Stella’s Coronadagboek
Je vier pijlers: huis, werk, gezondheid en relaties. Welk cijfer geef jij elk van deze gebieden in je leven?
1. HUIS
Heb ik niet. Mijn laatste vaste adres was met Federico in Barcelona. Ik heb het nooit erg gevonden, een zwervend bestaan. Ik heb een postbus in Amsterdam en een email-adres. The world is my oyster. Behalve nu dan, want de wereld zit op slot.
Ik heb een tent, maar die is van mijn zus. In háár tuin. Ze is op haar manier gastvrij, maar laat me toch heel goed voelen dat dit haar terrein is, waar ik alleen welkom ben op haar voorwaarden.
Zou ik weer kunnen gaan reizen? Waarheen? En hoe?
Wat zou ik het liefste willen? Een appartement in Amsterdam. Een bed met een nieuw, eigen matras. En een kat.
cijfer: 3
2. WERK
Trouw heeft een artikel van me geplaatst – een interview met Luca in Sao Paolo.
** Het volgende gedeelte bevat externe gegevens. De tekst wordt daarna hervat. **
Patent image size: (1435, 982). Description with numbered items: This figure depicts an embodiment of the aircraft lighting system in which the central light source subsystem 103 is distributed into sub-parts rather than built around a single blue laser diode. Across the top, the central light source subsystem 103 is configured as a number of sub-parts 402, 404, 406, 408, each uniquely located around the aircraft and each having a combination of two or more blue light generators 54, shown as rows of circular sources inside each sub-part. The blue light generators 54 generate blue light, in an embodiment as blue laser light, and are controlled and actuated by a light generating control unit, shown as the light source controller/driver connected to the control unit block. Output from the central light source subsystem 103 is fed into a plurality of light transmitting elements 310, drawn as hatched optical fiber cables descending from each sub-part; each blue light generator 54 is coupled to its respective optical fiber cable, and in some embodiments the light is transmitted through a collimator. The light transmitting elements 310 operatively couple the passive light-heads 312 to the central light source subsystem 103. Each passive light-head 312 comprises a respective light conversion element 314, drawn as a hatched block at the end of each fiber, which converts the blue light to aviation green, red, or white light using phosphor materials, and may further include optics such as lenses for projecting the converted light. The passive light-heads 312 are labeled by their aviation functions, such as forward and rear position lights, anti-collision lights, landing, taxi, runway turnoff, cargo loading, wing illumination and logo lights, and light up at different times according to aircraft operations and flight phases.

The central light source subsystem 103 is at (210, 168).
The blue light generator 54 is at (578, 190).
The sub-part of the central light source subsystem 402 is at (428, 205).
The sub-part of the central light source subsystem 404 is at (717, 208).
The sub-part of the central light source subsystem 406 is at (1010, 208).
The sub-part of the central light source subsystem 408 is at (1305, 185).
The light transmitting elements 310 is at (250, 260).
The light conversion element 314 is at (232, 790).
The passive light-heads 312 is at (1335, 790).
De redactie was er erg blij mee. ‘Precies het soort over-de-grenzen-perspectief dat we nu nodig hebben.’
Elsevier is geïnteresseerd in een oude reisreportage, en een nieuw te starten damesblad zoekt een columnist voor pittige verhalen over seks en de overgang.
Verder heb ik mijn hobby-projectje: dessins die ik in elkaar zet in Photoshop en upload op een site waar mensen ze kunnen bestellen op verschillende stoffen. Dat leverde tot nu toe een paar tientjes per maand op – in de laatste weken schoot het omhoog naar een paar honderdjes. Iedereen zit thuis en wordt creatief.
Ik heb nog tienduizend euro spaargeld.
Oké, ik heb niet de vette, saaie baan die mijn zus heeft. Ik heb niet de zekerheid van loondienst. Maar al met al doe ik het toch niet slecht.
cijfer: 8. Of 7.
3. GEZONDHEID
Kut. Want pijn overal. Vroeger kon ik op een betonnen vloer slapen, nu word ik gek van het dunne opblaasbedje. Rug, schouders. En een constant naar, zwaar gevoel in mijn onderbuik, alsof ik morgen ongesteld moet worden. Maar dat word ik niet, al weken niet.
Maar ja, betekent dat dat ik een slechte gezondheid heb? Nee, dit hoort erbij. Zeggen ze. Lekker dan.
Ik ben niet ziek geworden na de omhelzing van Lukas op het station. Dus waarschijnlijk ben ik niet besmet. Hoewel je dat niet zeker kunt weten.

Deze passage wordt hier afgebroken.